The following summarizes 5 common list de-duplication methods
First, use for loop to realize the list of de-emphasis
- The original order remains unchanged after this method of de-weighting.
# for loop for list de-duplication list1 = ['a', 'b', 1, 3, 9, 9, 'a'] list2 = [] for l1 in list1: if l1 not in list2: (l1) print(list2)
Result: ['a', 'b', 1, 3, 9]
II. Using list-deductive de-duplication
- The original order remains unchanged after this method of de-weighting.

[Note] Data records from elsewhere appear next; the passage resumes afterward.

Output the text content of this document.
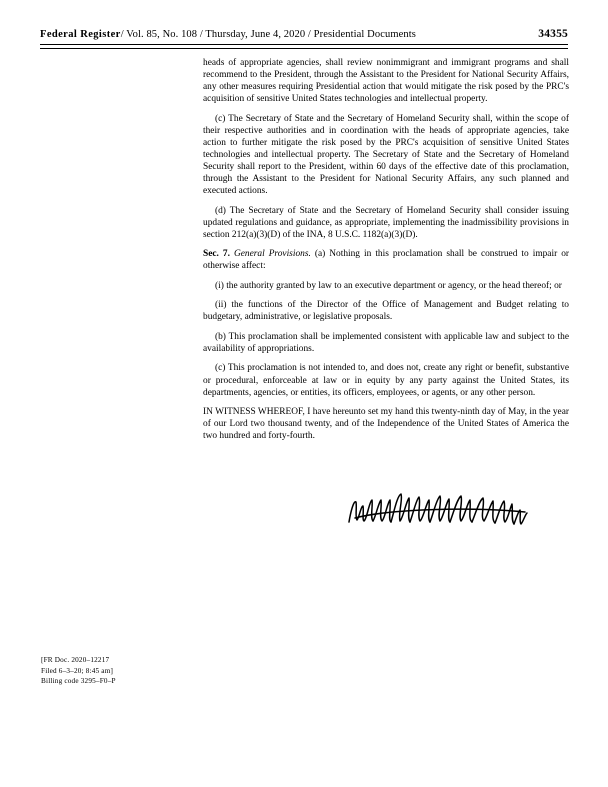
Federal Register / Vol. 85, No. 108 / Thursday, June 4, 2020 / Presidential Documents	34355

heads of appropriate agencies, shall review nonimmigrant and immigrant programs and shall recommend to the President, through the Assistant to the President for National Security Affairs, any other measures requiring Presidential action that would mitigate the risk posed by the PRC's acquisition of sensitive United States technologies and intellectual property.

(c) The Secretary of State and the Secretary of Homeland Security shall, within the scope of their respective authorities and in coordination with the heads of appropriate agencies, take action to further mitigate the risk posed by the PRC's acquisition of sensitive United States technologies and intellectual property. The Secretary of State and the Secretary of Homeland Security shall report to the President, within 60 days of the effective date of this proclamation, through the Assistant to the President for National Security Affairs, any such planned and executed actions.

(d) The Secretary of State and the Secretary of Homeland Security shall consider issuing updated regulations and guidance, as appropriate, implementing the inadmissibility provisions in section 212(a)(3)(D) of the INA, 8 U.S.C. 1182(a)(3)(D).

Sec. 7. General Provisions. (a) Nothing in this proclamation shall be construed to impair or otherwise affect:

(i) the authority granted by law to an executive department or agency, or the head thereof; or

(ii) the functions of the Director of the Office of Management and Budget relating to budgetary, administrative, or legislative proposals.

(b) This proclamation shall be implemented consistent with applicable law and subject to the availability of appropriations.

(c) This proclamation is not intended to, and does not, create any right or benefit, substantive or procedural, enforceable at law or in equity by any party against the United States, its departments, agencies, or entities, its officers, employees, or agents, or any other person.

IN WITNESS WHEREOF, I have hereunto set my hand this twenty-ninth day of May, in the year of our Lord two thousand twenty, and of the Independence of the United States of America the two hundred and forty-fourth.

[FR Doc. 2020–12217
Filed 6–3–20; 8:45 am]
Billing code 3295–F0–P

# Use list-deductive de-duplication list1 = ['a', 'b', 1, 3, 9, 9, 'a'] res = [] [(i) for i in list1 if i not in res] print(res)
Result: ['a', 'b', 1, 3, 9]
Third, the use of set conversion function set () to achieve the list of de-emphasis
- Principle: Repetition between elements of the same set is not allowed
# set() list de-duplication list1 = ['a', 'b', 1, 3, 9, 9, 'a'] list2 = list(set(list1)) print(list2)
Result: [1, 3, 9, 'b', 'a']
Problem: After using the set() function to remove weight, it will automatically sort, then the order of the original list will be changed
There are 2 solutions:
- The first method, using the sort() method
# # The first method, sort() # list1 = ['a', 'b', 1, 3, 9, 9, 'a'] list2 = list(set(list1)) (key=) print(list2)
Result: ['a', 'b', 1, 3, 9]
Note: The sort() method has no return value and sorts the list elements in place
- The second method, using the sorted() function
# The second method, sored() list1 = ['a', 'b', 1, 3, 9, 9, 'a'] list2 = sorted(list(set(list1)), key=) print(list2)
Result: ['a', 'b', 1, 3, 9]
Note: The python built-in function sorted() function returns a new list and does not modify the original list in any way.
Fourth, the use of new dictionaries to achieve list de-emphasis
- Principle: Dictionary "keys" are not allowed to be duplicated.
- After this method of de-duplication, the original order remains unchanged.
# Implement list de-duplication using a new dictionary list1 = ['a', 'b', 1, 3, 9, 9, 'a'] dic = {} dic = (list1).keys() print(list(dic))
Result: ['a', 'b', 1, 3, 9]
V. Delete the existence of duplicate data in the list
- The four de-duplication methods above all keep one and remove the others
- The following method, on the other hand, retains none of the duplicates as long as they exist
# Delete values where duplicates exist, do not retain list1 = ['a', 'b', 1, 3, 9, 9, 'a'] list2 = [i for i in list1 if (i) == 1] print(list2)
Result: ['b', 1, 3]
Well, this is about the list of 5 methods of de-emphasis, you can choose the corresponding method according to the needs.
summarize
The above is a personal experience, I hope it can give you a reference, and I hope you can support me more.